Un homme portant des vêtements de camouflage se tient dans un supermarché, fusil à la main. Sur l'écran, l'image change, l'homme se révèle en réalité être un gardien à l'entrée du magasin. «Tu as rêvé de devenir un protecteur?», dit un slogan à côté.
Nouveau scénario: dans une salle de sport, un entraîneur retire la barre à la personne qui se trouve devant lui. «C'est là que réside ta force?», dit-on à l'écran. Ensuite, la nuit tombe, un taxi roule dans l'obscurité et le chauffeur emporte l'argent de son client. «Est-ce que tu voulais vraiment prendre ce chemin?», demande-t-on en lettres blanches sur un fond sombre.
Puis les trois hommes émergent du brouillard, en uniforme de l'armée, avec un Z sur le bras. «Tu es un homme! Alors, sois-le!», tel est le message du ministère russe de la Défense, qui utilise ce petit film pour recruter de nouveaux soldats, à la télévision nationale, sur les réseaux sociaux, lors de manifestations.
Le clip avec lequel Moscou veut recruter sa chair à canon pour le front en Ukraine ne dure pas plus de 50 secondes. Le message qui se cache derrière est assez primitif: gardien, entraîneur de fitness, chauffeur de taxi — ce ne sont pas des métiers pour les vrais hommes, un vrai mâle doit prendre une arme et défendre sa «patrie». C'est le rêve de tous les «muschiks», comme on appelle le mâle alpha en Russie.
L'image patriarcale selon laquelle un garçon est un «défenseur» (ce qu'il défend, et pourquoi, ne fait pas partie d'une quelconque discussion dans le pays) est entretenue par la Russie officielle en tant que «valeurs uniques et traditionnelles» qui ne doivent pas être remises en question.
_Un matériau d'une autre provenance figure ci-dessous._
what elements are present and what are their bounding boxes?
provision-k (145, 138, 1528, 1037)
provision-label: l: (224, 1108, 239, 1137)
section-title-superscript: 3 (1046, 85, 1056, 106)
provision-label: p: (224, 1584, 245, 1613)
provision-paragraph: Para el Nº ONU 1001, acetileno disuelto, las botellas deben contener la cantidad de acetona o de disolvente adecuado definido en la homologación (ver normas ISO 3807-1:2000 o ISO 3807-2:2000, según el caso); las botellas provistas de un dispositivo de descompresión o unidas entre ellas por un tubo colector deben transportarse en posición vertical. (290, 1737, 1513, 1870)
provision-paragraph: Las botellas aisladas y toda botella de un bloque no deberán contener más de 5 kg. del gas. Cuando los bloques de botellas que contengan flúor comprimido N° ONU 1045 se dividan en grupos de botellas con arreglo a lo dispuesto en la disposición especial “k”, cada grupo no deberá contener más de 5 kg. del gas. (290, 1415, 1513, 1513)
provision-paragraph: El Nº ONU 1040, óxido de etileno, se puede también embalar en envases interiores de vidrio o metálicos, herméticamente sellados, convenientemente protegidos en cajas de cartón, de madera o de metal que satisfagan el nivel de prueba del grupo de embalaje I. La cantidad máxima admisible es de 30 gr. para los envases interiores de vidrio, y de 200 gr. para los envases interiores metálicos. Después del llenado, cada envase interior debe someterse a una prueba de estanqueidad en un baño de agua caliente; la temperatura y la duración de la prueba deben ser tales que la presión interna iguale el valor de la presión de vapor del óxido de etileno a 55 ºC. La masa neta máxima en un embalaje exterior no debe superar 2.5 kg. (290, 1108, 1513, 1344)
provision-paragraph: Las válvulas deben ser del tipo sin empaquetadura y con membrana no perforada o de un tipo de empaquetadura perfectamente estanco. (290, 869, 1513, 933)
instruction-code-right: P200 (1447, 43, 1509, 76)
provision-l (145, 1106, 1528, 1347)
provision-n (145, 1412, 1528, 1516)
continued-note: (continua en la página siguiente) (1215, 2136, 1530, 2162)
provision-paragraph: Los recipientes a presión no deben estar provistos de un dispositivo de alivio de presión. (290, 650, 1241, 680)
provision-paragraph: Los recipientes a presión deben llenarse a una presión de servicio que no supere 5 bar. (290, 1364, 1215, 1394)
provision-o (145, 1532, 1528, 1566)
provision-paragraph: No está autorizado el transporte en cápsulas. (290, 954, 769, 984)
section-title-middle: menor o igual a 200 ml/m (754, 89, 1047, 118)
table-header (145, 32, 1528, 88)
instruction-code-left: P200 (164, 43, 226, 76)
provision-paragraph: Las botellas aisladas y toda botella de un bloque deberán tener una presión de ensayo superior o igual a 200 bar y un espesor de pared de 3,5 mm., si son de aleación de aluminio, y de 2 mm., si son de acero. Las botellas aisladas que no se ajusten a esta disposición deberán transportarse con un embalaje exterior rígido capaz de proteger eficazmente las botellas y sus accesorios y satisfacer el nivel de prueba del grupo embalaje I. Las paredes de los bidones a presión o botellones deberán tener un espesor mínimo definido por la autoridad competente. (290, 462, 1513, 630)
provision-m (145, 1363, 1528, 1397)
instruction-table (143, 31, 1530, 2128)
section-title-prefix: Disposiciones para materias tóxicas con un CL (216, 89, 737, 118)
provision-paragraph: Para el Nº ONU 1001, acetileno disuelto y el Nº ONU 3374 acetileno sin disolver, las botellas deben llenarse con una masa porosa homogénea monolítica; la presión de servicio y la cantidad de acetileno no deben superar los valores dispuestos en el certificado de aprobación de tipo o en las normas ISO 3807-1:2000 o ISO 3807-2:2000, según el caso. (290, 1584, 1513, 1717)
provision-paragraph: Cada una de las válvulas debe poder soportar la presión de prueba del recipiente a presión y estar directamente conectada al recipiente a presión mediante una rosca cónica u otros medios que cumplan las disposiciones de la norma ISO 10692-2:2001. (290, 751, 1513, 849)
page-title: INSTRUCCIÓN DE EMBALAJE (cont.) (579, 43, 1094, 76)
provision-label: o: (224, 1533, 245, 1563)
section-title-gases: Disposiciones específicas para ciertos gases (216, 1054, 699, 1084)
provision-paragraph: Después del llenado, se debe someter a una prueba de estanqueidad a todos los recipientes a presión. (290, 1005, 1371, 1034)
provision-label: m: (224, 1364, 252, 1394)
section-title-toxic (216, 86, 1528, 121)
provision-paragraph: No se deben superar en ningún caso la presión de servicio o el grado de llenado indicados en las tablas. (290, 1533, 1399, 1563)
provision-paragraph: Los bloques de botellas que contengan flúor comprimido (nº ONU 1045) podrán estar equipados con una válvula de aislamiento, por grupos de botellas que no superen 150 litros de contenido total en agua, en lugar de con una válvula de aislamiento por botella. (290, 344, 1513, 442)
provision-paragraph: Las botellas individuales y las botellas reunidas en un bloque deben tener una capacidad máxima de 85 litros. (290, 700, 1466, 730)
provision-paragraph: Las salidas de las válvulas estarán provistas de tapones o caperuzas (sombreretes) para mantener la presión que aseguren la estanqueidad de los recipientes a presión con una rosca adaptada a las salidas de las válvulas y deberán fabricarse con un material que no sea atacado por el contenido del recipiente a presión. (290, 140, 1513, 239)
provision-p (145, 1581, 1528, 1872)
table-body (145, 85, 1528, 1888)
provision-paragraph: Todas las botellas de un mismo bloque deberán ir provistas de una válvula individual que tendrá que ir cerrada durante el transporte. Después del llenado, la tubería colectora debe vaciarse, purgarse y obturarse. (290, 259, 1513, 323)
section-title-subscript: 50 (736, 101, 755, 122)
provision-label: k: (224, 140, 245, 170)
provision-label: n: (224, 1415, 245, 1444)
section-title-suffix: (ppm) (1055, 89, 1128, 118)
Le film promotionnel fait preuve d'un chauvinisme rabattu qui dévalorise les professions en question. Des métiers qui font vivre de nombreux hommes en Russie, même s'ils sont déjà à la retraite. On trouve des gardiens dans chaque magasin, dans chaque immeuble de bureaux, dans chaque école.
Le ministère de la Défense explique clairement que ces derniers — tout comme les entraîneurs de fitness ou les chauffeurs de taxi — sont des personnes dont l'existence est quasiment vouée à l'échec et qu'il n'y a qu'une seule solution pour s'en sortir: signer un contrat de soldat temporaire. Pour cela, il vante toutes sortes de «bienfaits»: un revenu mensuel d'au moins 2300 francs (beaucoup d'argent en Russie), des repas chauds pour les enfants du soldat au jardin d'enfants et à l'école, des services de nettoyage pour les membres âgés de la famille.
«Ils choisissent la stabilité, de larges possibilités d'épanouissement personnel, un niveau de vie correct et un statut social élevé», peut-on également lire sur les flyers que les volontaires distribuent dans les stations de métro moscovites ou déposent dans les boîtes aux lettres des immeubles. Tout comme la vidéo, les prospectus ont pour but d'attirer les hommes vers le «service pour la patrie». Moscou a mis en place un poste supplémentaire au nord de la ville pour les futurs soldats temporaires, il n'y a quasiment pas d'affluence.
Le fait qu'un «niveau de vie décent» ne puisse manifestement pas être atteint avec des professions civiles est une tragédie dans un pays qui brûle ses hommes pour les rêves d'impérialisme insensés d'un président. Comme le suggère la campagne publicitaire, l'insatisfaction de la vie ne peut être satisfaite qu'avec une arme à la main.
L'Etat ne se préoccupe pas de savoir d'où peut provenir un tel mécontentement. Au lieu de cela, il fait installer des bannières le long des routes, sur lesquelles on peut voir des combattants à l'allure martiale et à côté desquelles on peut lire la phrase suivante: «Il y a un tel métier — la défense de la patrie.» Ou encore: «Servir la Russie est un vrai travail» et «Le service militaire est le choix des héros. C'est ton choix».